Düğünlerde şaşmaz, değişmez bir menü sunulurdu konuklara. Perşembe (ya da cuma) öğleden sonra “kavelte” çıkarılırdı. yanlış hatırlamıyorsam, ikindi sonrasında köyün adamları düğün evine gelir, etli patates yemeği ve “ulkum” yerlerdi.

akşam yemekleri daha az katılımla gerçekleşir, en kalabalık yemekler gündüz verilirdi. genellikle şehriye çorbası ( bazen düğün çorbası da denilen yağlı-etli bir çorba, tatarcası “kalce“), pilav-et, “koşap” ve tatlı.

tatlıyı ayrı bir paragrafta geçeceğim. iki tür tatlı ikram edilirdi: Tulumba tatlısı ya da “paklava” tulumba tatlısı Polatlı’da herhangi bir pastaneden alacağınız şerbet bulamacı olurdu. amaa, o baklava! el yapımı, kat kat incecik hamurlarla yapılmış, şerbetin içinde yüzen o caanım baklava. bizim oralardan başka hiçbiryerde rastlamadığım enerji bombardımanı. ööle fıstık-fındık gibi katkılara ihtiyaç duymadan, sadece hamur-şeker ve odun ateşinin muhteşem sonucu.

neyse, düğün anılarına devam edeceğim. bugünlük bu kadar.

düğünler-3bugün dersimiz düğünlerde müzik. “şalgılı toy” dediğimiz, genellikle Eskişehirden gelen elemanlardan oluşan “street band” ler olurdu düğünlerde. (her düğünde olmazdı ne yazık ki) düğün sahibinin ekonomik durumuna göre en az üç elemandan oluşan saz takımı sanat icra ederdi düğünlerde. klarnet “gırnata” ve darbuka olmazsa olmazıydı saz heyetinin. duruma göre keman, cümbüş ya da saz olurdu ilaveten. ( son zamanlarda elektro saz hepsini bastırıyordu)

gündüzleri düğün evinde, akşamları da konakta ya da mecliste, gecenin bir vakti de “şırak / koraz / sıpra” aktivitelerinde ortamı şenlendirirlerdi. ortada oynayanlara takılan/yapıştırılan paralar elemanların gelir hanesine kaydedilirdi genellikle.
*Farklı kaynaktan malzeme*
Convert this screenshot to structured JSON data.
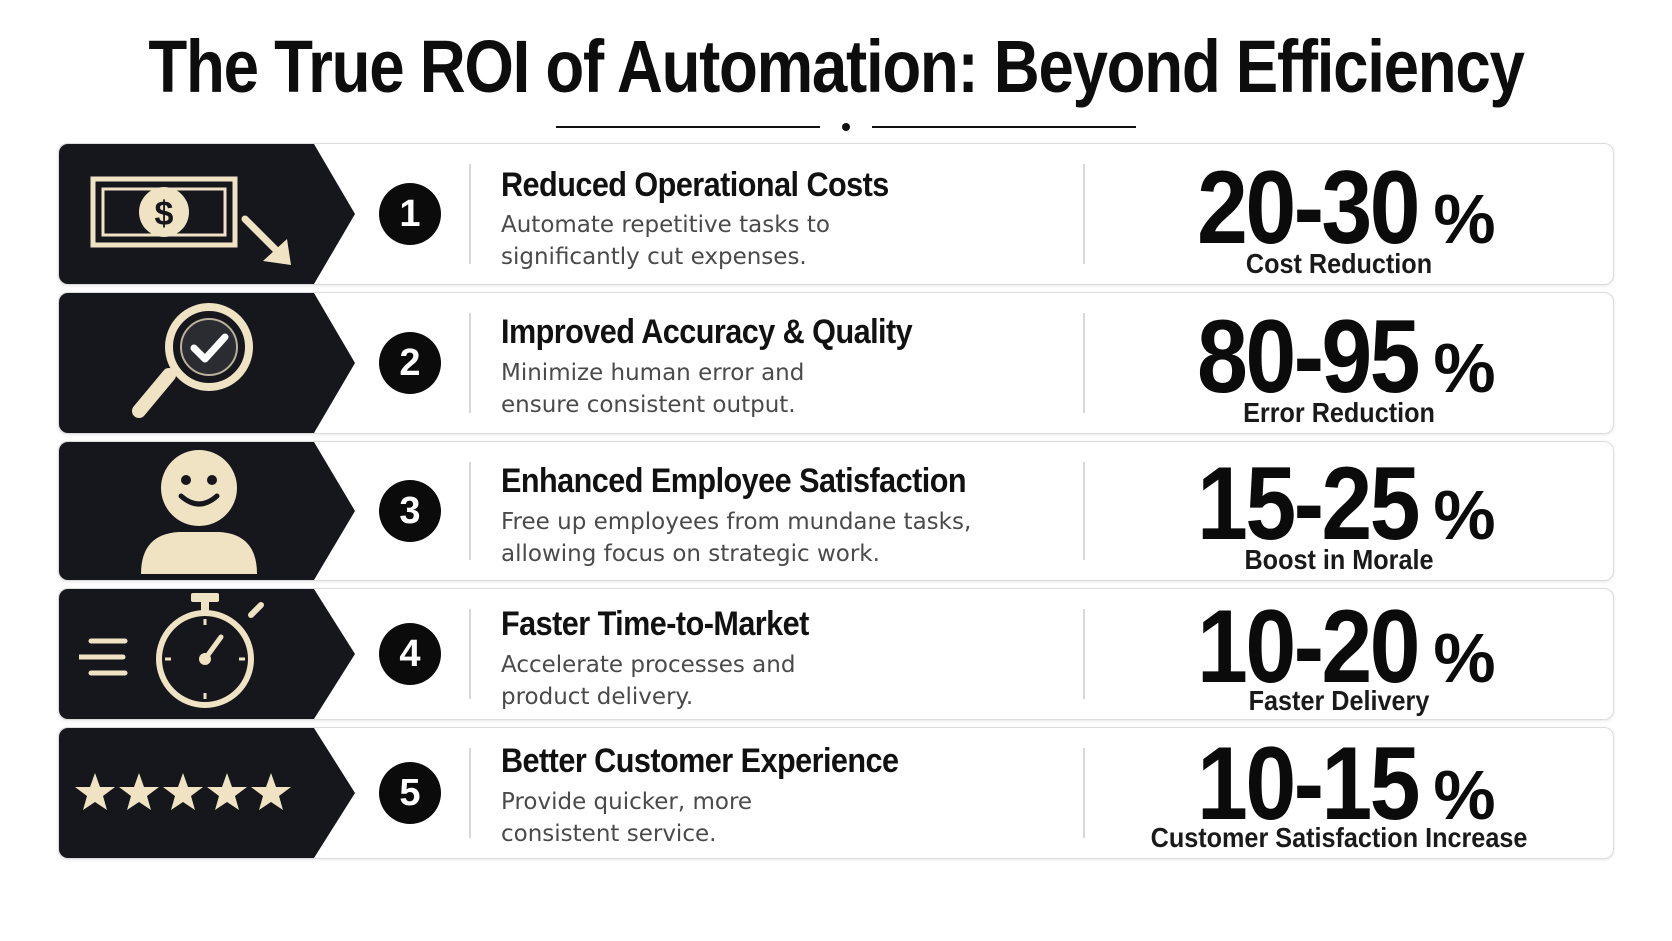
{
  "title": "The True ROI of Automation: Beyond Efficiency",
  "colors": {
    "icon_panel": "#15171c",
    "icon_fill": "#efe3c4",
    "number_badge": "#0b0b0b"
  },
  "rows": [
    {
      "number": "1",
      "icon": "money-down-icon",
      "heading": "Reduced Operational Costs",
      "desc_line1": "Automate repetitive tasks to",
      "desc_line2": "significantly cut expenses.",
      "stat_range": "20-30",
      "stat_unit": "%",
      "stat_label": "Cost Reduction"
    },
    {
      "number": "2",
      "icon": "magnifier-check-icon",
      "heading": "Improved Accuracy & Quality",
      "desc_line1": "Minimize human error and",
      "desc_line2": "ensure consistent output.",
      "stat_range": "80-95",
      "stat_unit": "%",
      "stat_label": "Error Reduction"
    },
    {
      "number": "3",
      "icon": "smiling-person-icon",
      "heading": "Enhanced Employee Satisfaction",
      "desc_line1": "Free up employees from mundane tasks,",
      "desc_line2": "allowing focus on strategic work.",
      "stat_range": "15-25",
      "stat_unit": "%",
      "stat_label": "Boost in Morale"
    },
    {
      "number": "4",
      "icon": "stopwatch-icon",
      "heading": "Faster Time-to-Market",
      "desc_line1": "Accelerate processes and",
      "desc_line2": "product delivery.",
      "stat_range": "10-20",
      "stat_unit": "%",
      "stat_label": "Faster Delivery"
    },
    {
      "number": "5",
      "icon": "five-stars-icon",
      "heading": "Better Customer Experience",
      "desc_line1": "Provide quicker, more",
      "desc_line2": "consistent service.",
      "stat_range": "10-15",
      "stat_unit": "%",
      "stat_label": "Customer Satisfaction Increase"
    }
  ]
}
küçüklüğümde, yaşlı kadınların en çok istediği şarkı olarak “kırmızı gülün alı var” ve “uzayıp giden şu tren yolları” nı hatırlıyorum. tabii en çok misket, fidayda ve “mevlana” çalarlardı oyun sözkonusu olduğunda.

çalgıcıların olmadığı durumlarda kasetlerle müzik ihtiyacı giderilirdi. şimdiki gibi CD lerin olmadığı yerde ileri-geri almalardan dolayı kaset sarılması, kafanın temizlenmesi gibi “instant” çözümlerle müzik dinlenirdi. her düğünün ya da her yazın moda bir şarkısı olurdu tabii. (aynı şarkıyı iki gün içinde 50 defa dinlemek alışık olmayan bünyelerde kusma etkisi yaratırdı.)

kızlar konakta genellikle kendileri şarkılar söylerdi. kime ait olduğunu bilmediğim birkaç tane tef ve darbuka mevcuttu. Darbukalar genellikle büyük kızların elinde dolaşır, küçük kız çocukları teflerle şıngır şıngır ses çıkartmaya bayılırlardı.

o günlerden kalma şarkıları burada yazmıştım zaten. düğünleri yazmaya başlayınca herhangi bir düğünden aklımda bir şarkı kalmıştır diye çok zorladım kendimi, sadece ( ne alakaysa) dr. alban’dan “no coke no eroin” adlı felsefi şarkıyı hatırladım.

bir sonraki post düğün katılımcı profillerinin süper subjektif sınıflamasını anlatacak.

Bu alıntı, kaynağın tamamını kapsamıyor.